Acquisition will significantly enhance TransForce's package and courier transportation services Montreal, December 14 2010 – TransForce Inc. (TSX: TFI-T), the leader in the Canadian transportation and logistics industry, today announced that it has entered into a definitiveagreement and plan of merger to acquire all of the outstanding shares of Dynamex Inc. (NASDAQ: DDMX) for a purchase price of US$25.00 per share, in cash, representing a total purchase price of approximately US$248 million (the “Acquisition”). In connection with the definitive merger agreement, Dynamex informed TransForce that Dynamex has terminated the agreement and plan of merger it entered into on October 1, 2010, as amended on November 30, 2010, with affiliates of Greenbriar Equity Group LLC, providing for the sale to such affiliates of all of the outstanding shares of Dynamex for a purchase price of US$24.00 per share. Dynamex’s Board of Directors has unanimously approved the acquisition by TransForce.

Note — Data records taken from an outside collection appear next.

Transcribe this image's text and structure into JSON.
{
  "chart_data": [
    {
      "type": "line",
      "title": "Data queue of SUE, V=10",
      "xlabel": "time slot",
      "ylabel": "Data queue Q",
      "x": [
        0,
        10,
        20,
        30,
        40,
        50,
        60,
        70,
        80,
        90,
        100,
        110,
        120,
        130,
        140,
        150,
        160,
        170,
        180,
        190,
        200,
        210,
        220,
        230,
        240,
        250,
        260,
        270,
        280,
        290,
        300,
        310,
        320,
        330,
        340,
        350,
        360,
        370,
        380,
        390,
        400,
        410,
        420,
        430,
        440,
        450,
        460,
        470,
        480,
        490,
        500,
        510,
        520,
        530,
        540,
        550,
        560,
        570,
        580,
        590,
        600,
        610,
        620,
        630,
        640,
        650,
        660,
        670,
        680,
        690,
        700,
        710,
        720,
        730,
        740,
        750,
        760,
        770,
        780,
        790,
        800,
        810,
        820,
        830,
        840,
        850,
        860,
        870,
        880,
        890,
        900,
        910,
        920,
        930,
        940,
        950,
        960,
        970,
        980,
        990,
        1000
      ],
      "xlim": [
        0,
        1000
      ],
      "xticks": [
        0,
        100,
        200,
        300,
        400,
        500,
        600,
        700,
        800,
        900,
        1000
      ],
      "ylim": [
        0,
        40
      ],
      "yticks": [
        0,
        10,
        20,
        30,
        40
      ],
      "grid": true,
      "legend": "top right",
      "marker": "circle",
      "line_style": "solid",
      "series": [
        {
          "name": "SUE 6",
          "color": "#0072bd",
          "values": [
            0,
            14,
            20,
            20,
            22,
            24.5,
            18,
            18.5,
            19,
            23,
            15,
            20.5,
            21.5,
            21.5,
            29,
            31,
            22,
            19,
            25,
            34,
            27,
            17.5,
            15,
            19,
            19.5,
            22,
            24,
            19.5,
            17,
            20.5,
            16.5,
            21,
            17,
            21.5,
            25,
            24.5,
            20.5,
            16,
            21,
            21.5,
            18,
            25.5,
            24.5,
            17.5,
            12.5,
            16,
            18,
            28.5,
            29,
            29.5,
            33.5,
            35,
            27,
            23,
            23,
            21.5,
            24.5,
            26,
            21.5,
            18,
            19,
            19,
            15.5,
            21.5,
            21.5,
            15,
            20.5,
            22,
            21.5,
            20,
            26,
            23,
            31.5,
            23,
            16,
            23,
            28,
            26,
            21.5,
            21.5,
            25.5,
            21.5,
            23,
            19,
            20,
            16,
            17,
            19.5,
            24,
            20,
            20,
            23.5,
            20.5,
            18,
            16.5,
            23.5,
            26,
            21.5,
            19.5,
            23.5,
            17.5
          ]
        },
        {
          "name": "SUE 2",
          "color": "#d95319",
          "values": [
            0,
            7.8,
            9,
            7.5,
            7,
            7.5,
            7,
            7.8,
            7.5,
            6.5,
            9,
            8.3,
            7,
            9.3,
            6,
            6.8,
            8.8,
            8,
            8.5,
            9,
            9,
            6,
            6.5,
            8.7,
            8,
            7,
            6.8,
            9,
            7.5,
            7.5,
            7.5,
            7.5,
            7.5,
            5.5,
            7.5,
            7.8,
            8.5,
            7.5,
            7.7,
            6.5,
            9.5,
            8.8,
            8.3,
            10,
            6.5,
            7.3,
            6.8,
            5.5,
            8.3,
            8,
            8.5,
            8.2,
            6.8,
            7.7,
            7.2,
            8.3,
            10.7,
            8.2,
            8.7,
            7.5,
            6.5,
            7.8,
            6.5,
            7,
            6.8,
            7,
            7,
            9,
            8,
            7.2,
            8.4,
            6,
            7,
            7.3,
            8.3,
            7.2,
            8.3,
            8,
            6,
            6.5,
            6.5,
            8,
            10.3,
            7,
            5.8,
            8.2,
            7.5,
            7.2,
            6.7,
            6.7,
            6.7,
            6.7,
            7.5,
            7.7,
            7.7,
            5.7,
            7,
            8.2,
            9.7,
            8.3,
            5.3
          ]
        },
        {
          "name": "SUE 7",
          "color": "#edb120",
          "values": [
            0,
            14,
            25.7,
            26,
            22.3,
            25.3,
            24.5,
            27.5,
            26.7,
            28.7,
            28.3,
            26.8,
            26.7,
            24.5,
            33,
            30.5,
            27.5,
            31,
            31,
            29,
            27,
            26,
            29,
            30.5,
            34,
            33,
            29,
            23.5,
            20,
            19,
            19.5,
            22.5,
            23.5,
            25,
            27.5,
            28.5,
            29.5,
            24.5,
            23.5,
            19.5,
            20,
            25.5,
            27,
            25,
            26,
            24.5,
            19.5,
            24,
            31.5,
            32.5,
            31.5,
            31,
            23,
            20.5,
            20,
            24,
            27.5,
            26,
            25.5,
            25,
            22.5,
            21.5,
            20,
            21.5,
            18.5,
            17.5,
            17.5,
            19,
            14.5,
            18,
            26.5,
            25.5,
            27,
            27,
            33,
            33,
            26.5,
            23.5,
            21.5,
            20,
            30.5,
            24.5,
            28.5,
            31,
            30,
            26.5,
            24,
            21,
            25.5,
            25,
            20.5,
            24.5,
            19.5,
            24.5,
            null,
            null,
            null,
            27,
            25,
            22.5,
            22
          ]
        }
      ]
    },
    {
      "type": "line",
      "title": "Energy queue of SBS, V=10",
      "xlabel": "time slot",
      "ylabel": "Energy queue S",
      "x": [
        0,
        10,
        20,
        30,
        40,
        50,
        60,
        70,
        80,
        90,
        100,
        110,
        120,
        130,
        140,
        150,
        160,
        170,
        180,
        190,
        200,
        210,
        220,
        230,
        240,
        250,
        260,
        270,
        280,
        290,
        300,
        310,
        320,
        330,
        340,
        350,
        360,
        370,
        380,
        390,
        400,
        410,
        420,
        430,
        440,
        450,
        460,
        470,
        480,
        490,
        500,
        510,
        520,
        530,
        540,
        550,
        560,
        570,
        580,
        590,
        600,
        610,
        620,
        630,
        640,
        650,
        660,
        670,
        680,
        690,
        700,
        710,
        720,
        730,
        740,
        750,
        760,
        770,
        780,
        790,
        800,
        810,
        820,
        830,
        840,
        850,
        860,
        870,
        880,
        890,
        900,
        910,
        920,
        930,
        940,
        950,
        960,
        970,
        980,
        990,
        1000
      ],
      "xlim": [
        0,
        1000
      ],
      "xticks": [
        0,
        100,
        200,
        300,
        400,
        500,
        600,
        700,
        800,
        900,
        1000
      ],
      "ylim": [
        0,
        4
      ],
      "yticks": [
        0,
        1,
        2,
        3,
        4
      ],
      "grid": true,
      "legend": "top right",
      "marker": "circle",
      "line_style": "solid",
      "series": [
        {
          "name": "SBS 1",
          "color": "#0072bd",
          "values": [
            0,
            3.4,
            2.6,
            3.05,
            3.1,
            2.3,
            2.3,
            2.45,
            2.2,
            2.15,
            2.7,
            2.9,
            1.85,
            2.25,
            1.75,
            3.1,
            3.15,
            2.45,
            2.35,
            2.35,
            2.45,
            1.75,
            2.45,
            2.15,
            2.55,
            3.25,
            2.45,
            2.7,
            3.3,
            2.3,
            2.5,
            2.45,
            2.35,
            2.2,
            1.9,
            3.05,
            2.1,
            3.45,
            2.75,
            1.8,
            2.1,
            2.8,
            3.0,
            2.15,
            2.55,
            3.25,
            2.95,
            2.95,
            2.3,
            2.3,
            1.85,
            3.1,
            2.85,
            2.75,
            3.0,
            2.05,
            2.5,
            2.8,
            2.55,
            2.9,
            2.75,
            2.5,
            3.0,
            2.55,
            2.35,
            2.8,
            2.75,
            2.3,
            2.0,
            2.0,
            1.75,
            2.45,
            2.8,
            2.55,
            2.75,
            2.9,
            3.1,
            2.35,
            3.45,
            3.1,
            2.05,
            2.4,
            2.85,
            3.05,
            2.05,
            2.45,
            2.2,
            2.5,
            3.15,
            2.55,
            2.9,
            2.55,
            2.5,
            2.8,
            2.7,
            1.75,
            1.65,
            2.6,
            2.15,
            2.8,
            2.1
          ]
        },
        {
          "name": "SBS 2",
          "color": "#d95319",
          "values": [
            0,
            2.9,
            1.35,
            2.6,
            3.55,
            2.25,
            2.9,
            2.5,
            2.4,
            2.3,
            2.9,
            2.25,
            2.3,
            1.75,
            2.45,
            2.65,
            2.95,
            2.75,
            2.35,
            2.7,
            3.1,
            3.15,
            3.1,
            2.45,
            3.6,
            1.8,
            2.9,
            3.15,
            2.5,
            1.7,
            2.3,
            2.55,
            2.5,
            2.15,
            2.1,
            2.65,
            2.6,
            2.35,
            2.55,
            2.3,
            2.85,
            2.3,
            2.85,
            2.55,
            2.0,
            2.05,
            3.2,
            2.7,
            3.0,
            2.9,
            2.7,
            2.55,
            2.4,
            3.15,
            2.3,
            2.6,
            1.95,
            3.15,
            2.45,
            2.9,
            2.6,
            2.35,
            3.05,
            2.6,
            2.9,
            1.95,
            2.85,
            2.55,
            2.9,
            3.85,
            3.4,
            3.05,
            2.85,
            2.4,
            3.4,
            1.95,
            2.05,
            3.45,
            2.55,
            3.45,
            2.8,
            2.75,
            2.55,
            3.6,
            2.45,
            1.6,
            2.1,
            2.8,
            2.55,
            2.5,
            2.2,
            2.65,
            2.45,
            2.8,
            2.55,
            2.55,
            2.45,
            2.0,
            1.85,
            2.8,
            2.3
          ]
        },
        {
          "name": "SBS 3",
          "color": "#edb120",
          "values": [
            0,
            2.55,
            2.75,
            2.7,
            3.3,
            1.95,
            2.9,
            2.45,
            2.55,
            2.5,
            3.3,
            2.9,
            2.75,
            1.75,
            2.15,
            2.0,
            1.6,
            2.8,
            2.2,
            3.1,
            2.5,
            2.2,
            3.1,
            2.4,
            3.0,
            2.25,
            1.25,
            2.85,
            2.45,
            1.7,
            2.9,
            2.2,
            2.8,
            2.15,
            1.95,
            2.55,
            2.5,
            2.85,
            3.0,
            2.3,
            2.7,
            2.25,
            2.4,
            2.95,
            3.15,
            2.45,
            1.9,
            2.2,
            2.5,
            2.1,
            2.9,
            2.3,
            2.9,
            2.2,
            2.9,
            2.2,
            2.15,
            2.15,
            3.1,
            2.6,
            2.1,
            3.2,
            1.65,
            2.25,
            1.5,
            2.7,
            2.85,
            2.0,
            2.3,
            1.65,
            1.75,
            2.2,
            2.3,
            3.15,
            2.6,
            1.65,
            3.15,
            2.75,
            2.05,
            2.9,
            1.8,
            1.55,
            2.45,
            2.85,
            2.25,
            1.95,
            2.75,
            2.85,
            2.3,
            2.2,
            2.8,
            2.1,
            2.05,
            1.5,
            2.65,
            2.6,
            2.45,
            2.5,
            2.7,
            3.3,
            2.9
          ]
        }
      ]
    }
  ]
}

Headquartered in Dallas, Texas, Dynamex is a leading provider of same-day delivery and logisticss ervices in the United States and Canada, offering a wide range of door-to-door fulfillment and distribution services for clients of all sizes and needs for more than 20 years. Dynamex employs more than 1,500 workers and has contracts with approximately 3,700 independent contractors. It has an extensive network of more than 60 business centers across the United States and Canada. For the twelve-month period ended October 31, 2010, Dynamex generated sales of approximately US$418 million.


The Acquisition of Dynamex by TransForce is conditional upon a number of factors, including approval of the  Acquisition by holders of a majority of Dynamex’s common shares, expiration or termination, as the case may be, of the waiting period under the Hart-Scott-Rodino Antitrust Improvements Act of 1976, the Canada  Transportation Act and the Competition Act (Canada), and other customary closing conditions. Assuming the satisfaction of all conditions, the Acquisition is expected to close in the first quarter of calendar 2011. The Acquisition will be financed using TransForce’s existing credit facilities and is expected to be immediately accretive to TransForce’s 2011 earnings.

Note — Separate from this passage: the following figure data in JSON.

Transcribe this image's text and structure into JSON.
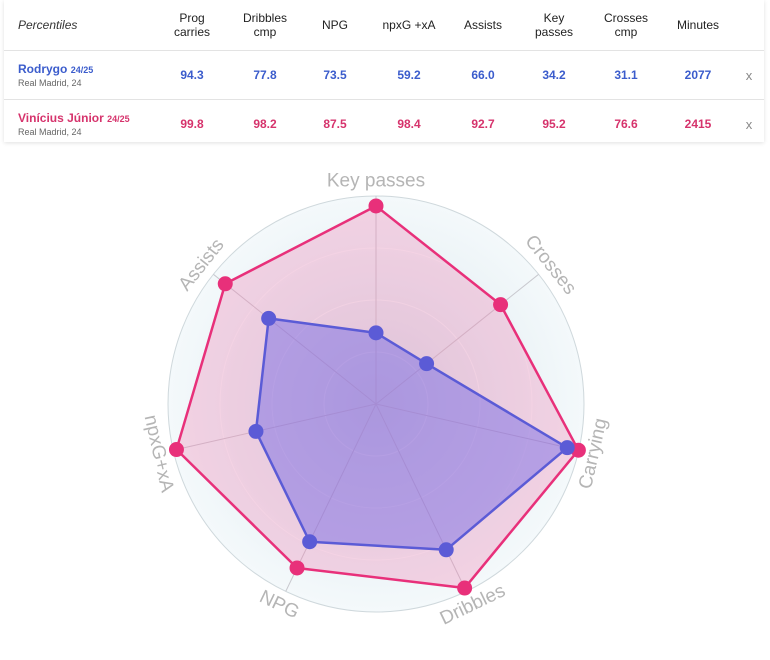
{
  "table": {
    "header_label": "Percentiles",
    "columns": [
      {
        "line1": "Prog",
        "line2": "carries"
      },
      {
        "line1": "Dribbles",
        "line2": "cmp"
      },
      {
        "line1": "NPG",
        "line2": ""
      },
      {
        "line1": "npxG +xA",
        "line2": ""
      },
      {
        "line1": "Assists",
        "line2": ""
      },
      {
        "line1": "Key",
        "line2": "passes"
      },
      {
        "line1": "Crosses",
        "line2": "cmp"
      },
      {
        "line1": "Minutes",
        "line2": ""
      }
    ],
    "rows": [
      {
        "name": "Rodrygo",
        "season": "24/25",
        "subtitle": "Real Madrid, 24",
        "color": "#3b5ccc",
        "values": [
          "94.3",
          "77.8",
          "73.5",
          "59.2",
          "66.0",
          "34.2",
          "31.1",
          "2077"
        ],
        "remove_label": "x"
      },
      {
        "name": "Vinícius Júnior",
        "season": "24/25",
        "subtitle": "Real Madrid, 24",
        "color": "#d6336c",
        "values": [
          "99.8",
          "98.2",
          "87.5",
          "98.4",
          "92.7",
          "95.2",
          "76.6",
          "2415"
        ],
        "remove_label": "x"
      }
    ]
  },
  "chart_data": {
    "type": "radar",
    "axes": [
      "Key passes",
      "Crosses",
      "Carrying",
      "Dribbles",
      "NPG",
      "npxG+xA",
      "Assists"
    ],
    "range": [
      0,
      100
    ],
    "series": [
      {
        "name": "Rodrygo",
        "color": "#5b5bd6",
        "fill": "rgba(110,100,230,0.45)",
        "values": [
          34.2,
          31.1,
          94.3,
          77.8,
          73.5,
          59.2,
          66.0
        ]
      },
      {
        "name": "Vinícius Júnior",
        "color": "#e8307a",
        "fill": "rgba(240,110,170,0.28)",
        "values": [
          95.2,
          76.6,
          99.8,
          98.2,
          87.5,
          98.4,
          92.7
        ]
      }
    ]
  }
}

"TransForce is currently a significant player in the package and courier sector in Canada and the acquisition of Dynamex will enhance service to existing customers while proposing a powerful service offering to potential clients, as Dynamex specializes almost exclusively in same-day delivery services, a segment generally not offered by TransForce, and by opening doors to the U.S. markets," said Alain Bédard, Chairman, President and Chief Executive Officer of TransForce. “We are highly confident that Dynamex shareholders will enthusiastically support our offer as it represents a compelling value proposition. We believe that the combination of TransForce and
Dynamex will yield attractive synergies with our existing divisions and will create value for our shareholders. With our track record of successfully integrating acquisitions, we are ideally positioned to take advantage of every business opportunity between our two companies. TransForce is pleased to welcome Dynamex’s management and employees, who have built Dynamex’s strong brand recognition.”